Ever wonder what an Aztec serial killer might look like? I know I have. But worry not, fellow would-be Mexicriminologist because we have one on record–a female, no less. A noblewoman in the 1400s (I’ve forgotten her name), took a series of lovers (generally male slaves), then had her servants kill them and commissioned statues in their likenesses. To anyone who asked, she replied that they were her “gods.” She was caught (I think by Fasting Coyote’s son) and ultimately executed–Precolumbian Mexico’s answer to Erzebet Bathory.

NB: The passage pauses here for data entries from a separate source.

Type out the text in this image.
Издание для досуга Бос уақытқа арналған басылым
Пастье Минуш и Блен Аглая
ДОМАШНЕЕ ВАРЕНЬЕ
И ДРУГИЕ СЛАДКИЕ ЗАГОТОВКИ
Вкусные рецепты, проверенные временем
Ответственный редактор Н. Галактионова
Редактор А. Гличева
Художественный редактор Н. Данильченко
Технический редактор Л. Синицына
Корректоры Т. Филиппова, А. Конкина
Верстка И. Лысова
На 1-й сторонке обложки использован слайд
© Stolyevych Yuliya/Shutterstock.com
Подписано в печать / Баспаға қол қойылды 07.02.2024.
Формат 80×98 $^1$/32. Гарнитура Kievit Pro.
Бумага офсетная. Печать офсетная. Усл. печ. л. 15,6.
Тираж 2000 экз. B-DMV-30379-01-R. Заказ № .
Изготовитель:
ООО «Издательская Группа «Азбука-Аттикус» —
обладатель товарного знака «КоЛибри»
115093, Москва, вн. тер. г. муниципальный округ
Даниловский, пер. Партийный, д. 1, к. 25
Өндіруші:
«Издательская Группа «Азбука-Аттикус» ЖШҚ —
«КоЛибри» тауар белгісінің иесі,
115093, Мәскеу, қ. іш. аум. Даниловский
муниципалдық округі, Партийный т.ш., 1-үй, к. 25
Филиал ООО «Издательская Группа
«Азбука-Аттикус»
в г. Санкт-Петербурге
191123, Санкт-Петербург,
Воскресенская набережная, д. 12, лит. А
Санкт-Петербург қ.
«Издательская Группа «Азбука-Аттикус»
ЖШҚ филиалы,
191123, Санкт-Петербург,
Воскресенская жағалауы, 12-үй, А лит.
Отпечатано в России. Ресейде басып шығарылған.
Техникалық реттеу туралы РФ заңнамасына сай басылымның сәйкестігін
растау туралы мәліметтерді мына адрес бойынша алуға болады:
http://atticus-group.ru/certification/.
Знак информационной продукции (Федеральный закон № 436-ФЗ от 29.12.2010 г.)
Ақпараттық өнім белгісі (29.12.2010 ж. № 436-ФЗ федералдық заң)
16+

There were merchant-adventurer-spies (the Pochteca) who walked the length and breadth of Mesoamerica, trading for exotic goods like jade, quetzal feathers, and jaguar hides. There were sorcerers who used the severed forearms of women who died in childbirth to cast hypnotic spells. There were courtesans who wore their hair loose and snapped chewing gum as an advertisement of their services. There were skilled artisans of feathers and gold. There were beautiful courtesans In a historical first, free public school was provided to both boys and girls (though they were kept separate).
Aztec Mexico was a vital, flamboyant, intoxicating, beautiful, and terrifying world to live in–a world of larger-than-life characters and unbelievable pageantry. We neglect its stories and legacy at our own impoverishment.
*”Aztec” is kind of an imprecise term, but I use it to mean Central Mexican Nahuatl speakers rather than just the people of Tenochtitlan (better called the Mexica).